I admit, I trashed Judd Winick’s writing on Catwoman #1 and #2, and I stand by those assessments. It’s hard to believe the same person responsible for those two clunky, awkward issues is also writing this book, which has a real sophistication to it. He’s really bringing his A Game to ‘Batwing.’ I’m getting used to the constant use of flashbacks. It’s not how I’d do it, but since he does it consistently in every issue, I’m growing accustomed to it. Like with a lot of other series I’m reading, many of which I also review, I’m getting a little impatient and want some revelations. This issue hints at some dark past for The Kingdom, but I’m dying to find out exactly what happened to them. The story really is intriguing, I just want it to pick up the pace and get on with it.
One other minor quibble I have is that David Zavimbe hasn’t been developed much, other than being honest and seeking justice. He’s still a bit of a cypher, so I’m looking forward to more character development.
The art continues to shine! It’s so lush and beautiful to behold. It’s rich and painterly. The muted color palette fits the African setting. The facial expressions really stood out for me, in this issue. Just fantastic, like looking at photographs! Thunderfall’s lightning powers (right) are particularly cool looking!
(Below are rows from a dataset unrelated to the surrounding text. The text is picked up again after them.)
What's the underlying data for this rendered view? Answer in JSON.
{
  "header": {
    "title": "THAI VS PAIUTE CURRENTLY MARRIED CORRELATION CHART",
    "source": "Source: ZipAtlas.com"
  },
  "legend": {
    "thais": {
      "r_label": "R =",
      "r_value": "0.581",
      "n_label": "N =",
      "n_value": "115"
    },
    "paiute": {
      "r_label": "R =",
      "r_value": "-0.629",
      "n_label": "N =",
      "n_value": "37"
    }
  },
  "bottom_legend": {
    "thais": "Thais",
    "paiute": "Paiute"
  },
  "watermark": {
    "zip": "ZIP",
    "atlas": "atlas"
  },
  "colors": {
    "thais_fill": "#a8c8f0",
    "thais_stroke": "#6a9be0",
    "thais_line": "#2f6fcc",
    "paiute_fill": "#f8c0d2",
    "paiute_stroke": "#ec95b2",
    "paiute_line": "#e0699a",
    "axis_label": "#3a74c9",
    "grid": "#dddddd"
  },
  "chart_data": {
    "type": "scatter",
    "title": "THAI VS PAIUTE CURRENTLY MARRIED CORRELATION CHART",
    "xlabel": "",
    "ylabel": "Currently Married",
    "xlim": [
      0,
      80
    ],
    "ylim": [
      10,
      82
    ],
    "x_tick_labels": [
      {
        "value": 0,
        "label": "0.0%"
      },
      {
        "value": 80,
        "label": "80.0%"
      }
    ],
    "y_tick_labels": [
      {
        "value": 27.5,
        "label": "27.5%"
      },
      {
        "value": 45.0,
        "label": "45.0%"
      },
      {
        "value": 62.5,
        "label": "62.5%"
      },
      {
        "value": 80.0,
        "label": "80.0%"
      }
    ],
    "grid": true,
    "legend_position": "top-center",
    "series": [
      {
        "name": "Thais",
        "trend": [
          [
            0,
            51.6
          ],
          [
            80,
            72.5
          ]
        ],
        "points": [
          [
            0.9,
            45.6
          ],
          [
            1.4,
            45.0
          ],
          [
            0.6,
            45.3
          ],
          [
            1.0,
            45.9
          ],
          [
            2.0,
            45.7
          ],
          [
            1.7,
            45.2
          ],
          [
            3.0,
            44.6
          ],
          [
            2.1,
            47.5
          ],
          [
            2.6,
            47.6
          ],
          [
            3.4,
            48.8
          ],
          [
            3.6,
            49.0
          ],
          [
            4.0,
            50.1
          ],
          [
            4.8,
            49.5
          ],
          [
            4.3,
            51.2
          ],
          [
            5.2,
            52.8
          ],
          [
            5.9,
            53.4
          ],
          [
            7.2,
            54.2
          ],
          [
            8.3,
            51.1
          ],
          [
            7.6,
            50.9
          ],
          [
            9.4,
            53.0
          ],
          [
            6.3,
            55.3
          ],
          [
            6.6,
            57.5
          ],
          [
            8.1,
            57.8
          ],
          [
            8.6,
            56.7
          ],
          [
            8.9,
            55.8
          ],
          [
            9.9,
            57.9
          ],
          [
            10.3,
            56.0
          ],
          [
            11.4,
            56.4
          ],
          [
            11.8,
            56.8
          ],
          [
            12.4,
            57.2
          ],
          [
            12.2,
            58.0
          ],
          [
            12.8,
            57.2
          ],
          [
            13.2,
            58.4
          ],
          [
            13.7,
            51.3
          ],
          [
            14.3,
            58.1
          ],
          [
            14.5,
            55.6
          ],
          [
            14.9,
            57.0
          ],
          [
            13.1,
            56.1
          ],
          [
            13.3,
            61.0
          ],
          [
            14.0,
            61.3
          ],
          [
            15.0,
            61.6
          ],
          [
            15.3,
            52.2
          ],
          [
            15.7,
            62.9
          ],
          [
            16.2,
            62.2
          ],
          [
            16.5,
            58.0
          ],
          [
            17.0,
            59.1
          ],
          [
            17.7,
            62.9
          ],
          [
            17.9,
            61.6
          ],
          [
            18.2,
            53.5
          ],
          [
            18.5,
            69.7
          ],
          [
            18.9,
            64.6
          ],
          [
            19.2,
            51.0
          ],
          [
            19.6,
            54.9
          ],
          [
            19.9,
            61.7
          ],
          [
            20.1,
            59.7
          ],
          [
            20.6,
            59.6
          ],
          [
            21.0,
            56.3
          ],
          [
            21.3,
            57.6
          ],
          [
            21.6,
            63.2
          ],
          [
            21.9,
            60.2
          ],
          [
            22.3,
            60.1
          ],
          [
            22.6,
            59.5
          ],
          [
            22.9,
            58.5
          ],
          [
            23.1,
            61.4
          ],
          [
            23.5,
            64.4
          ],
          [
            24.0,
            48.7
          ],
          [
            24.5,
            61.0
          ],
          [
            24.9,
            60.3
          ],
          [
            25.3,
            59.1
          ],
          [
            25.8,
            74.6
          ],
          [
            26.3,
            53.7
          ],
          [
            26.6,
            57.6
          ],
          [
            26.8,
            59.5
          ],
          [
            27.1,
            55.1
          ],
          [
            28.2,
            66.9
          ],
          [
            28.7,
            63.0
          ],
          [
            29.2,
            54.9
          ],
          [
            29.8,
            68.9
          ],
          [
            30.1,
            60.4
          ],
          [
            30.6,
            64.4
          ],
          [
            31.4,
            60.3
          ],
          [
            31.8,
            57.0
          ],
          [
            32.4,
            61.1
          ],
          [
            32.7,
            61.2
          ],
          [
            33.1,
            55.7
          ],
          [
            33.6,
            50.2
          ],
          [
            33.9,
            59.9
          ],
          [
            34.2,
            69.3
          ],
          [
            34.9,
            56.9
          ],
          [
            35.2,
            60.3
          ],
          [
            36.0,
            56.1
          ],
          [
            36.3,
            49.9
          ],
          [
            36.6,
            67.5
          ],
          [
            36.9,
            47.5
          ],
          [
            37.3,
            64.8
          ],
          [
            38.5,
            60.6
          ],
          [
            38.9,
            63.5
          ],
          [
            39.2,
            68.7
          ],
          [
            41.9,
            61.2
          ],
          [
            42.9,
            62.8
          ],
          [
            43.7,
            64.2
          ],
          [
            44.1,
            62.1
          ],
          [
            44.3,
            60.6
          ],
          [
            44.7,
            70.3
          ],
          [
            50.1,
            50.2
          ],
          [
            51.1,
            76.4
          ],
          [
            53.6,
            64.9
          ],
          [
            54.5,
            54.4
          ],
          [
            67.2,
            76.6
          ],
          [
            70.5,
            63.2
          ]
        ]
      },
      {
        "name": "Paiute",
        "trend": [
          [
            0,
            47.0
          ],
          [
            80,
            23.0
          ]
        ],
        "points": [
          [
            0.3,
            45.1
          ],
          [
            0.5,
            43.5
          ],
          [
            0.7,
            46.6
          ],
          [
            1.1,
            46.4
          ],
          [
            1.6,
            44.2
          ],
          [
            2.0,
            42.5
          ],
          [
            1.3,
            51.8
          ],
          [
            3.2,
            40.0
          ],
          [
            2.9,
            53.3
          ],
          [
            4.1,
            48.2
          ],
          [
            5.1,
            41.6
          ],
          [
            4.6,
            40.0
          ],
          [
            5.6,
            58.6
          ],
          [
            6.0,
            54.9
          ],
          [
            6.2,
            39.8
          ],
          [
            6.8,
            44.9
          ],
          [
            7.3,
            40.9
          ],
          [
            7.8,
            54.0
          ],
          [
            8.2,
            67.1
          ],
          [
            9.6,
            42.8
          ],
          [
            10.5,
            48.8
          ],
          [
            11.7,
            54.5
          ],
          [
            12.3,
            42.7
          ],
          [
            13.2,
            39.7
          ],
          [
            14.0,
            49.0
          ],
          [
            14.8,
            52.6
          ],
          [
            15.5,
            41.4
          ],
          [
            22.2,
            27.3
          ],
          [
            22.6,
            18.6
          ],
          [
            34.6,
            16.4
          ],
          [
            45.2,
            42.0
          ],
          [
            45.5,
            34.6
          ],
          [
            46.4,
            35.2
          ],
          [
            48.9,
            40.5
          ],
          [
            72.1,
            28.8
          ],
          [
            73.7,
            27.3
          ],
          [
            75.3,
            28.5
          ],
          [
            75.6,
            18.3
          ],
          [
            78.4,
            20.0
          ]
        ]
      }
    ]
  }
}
There’s been a lot of charges against DC for the rampant brutal violence in it’s new comics, particularly the number of dismemberments, with ‘Batwing’ typically being singled out. I can’t argue with that. In the first issue, Massacre dismembered over twenty people! Stack that on top of similar occurrences in ‘Wonder Woman’ and other titles, yes, it can be overwhelming. But honestly, these books need to be judged on their own merits, not in the context of whatever other comics you’re reading. I will argue that, while quite graphic, the violence in this book works in the same way it does on an HBO or Showtime drama series, like ‘The Sopranos’ or ‘Dexter.’ As with ‘Catwoman,’ maybe that means the rating on this book needs to be changed from ‘Teen’ to ‘Mature.’ But I feel that the violence works in this book, because it serves the story and isn’t gratuitous. But maybe that’s my opinion.